Some context is required to understand the position of AMD and make sense of the financial report. AMD is primarily known for producing graphic cards for CPU, this is used for gaming and other graphic requirements. A decade back AMD’s shares traded at over $40 per share, today they have dropped to $2.20. AMD along with NVidia is the market leader in production of graphic accessories; these are widely used in computers and consoles however graphic cards have become less relevant due to the rise of system of chip which removes the need for a discreet graphic card.
Since the company released its financial statement in October this year, the shares of the company have remained in the $2.20 range. The shares of the company have also declined with in the past one year while at the same time the shares of its chief rival NVidia have steadily climbed in the past year. This can be attributed to the better adaptation to the changed conditions in semiconductor industry due to the introduction of system of chips and not trying to take Intel head on.

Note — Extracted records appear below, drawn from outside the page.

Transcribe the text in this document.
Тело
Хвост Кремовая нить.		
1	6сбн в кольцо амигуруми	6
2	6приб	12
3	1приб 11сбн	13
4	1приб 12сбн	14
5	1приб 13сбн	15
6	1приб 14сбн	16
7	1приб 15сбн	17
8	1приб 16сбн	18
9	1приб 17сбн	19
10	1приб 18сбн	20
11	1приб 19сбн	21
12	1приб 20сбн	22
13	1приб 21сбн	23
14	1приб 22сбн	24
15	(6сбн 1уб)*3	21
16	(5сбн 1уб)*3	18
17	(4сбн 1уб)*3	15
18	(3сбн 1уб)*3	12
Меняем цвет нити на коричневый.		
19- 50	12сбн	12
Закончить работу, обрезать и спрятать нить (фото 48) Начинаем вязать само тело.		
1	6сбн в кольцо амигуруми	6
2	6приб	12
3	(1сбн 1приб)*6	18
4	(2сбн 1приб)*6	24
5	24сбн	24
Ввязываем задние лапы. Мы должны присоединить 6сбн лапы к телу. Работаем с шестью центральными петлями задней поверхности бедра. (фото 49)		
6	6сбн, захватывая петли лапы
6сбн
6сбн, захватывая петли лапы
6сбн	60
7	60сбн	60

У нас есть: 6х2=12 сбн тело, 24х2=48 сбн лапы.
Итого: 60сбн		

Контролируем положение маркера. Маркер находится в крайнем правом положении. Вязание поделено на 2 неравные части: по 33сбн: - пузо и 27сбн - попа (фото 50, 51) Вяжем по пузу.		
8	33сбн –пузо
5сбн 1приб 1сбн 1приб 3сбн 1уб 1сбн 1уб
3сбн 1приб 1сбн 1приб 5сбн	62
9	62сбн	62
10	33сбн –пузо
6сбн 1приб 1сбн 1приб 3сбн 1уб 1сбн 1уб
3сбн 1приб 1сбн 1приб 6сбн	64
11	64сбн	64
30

On the upside Zen, the much hyped desktop chipset by Advanced Micro Devices, Inc. (NASDAQ:AMD) is expected to be available for testing in 2016. The chip has been touted as a game changer and might change the fortunes of the company however that goes both way as a dud will effectively seal the fate of the company. Some analysts expect the share prices of AMD to shoot up to $10 in 2017 but that is overly optimistic. Any chance of the company reaching even close to that kind of valuation is if it gets bought off by some other company.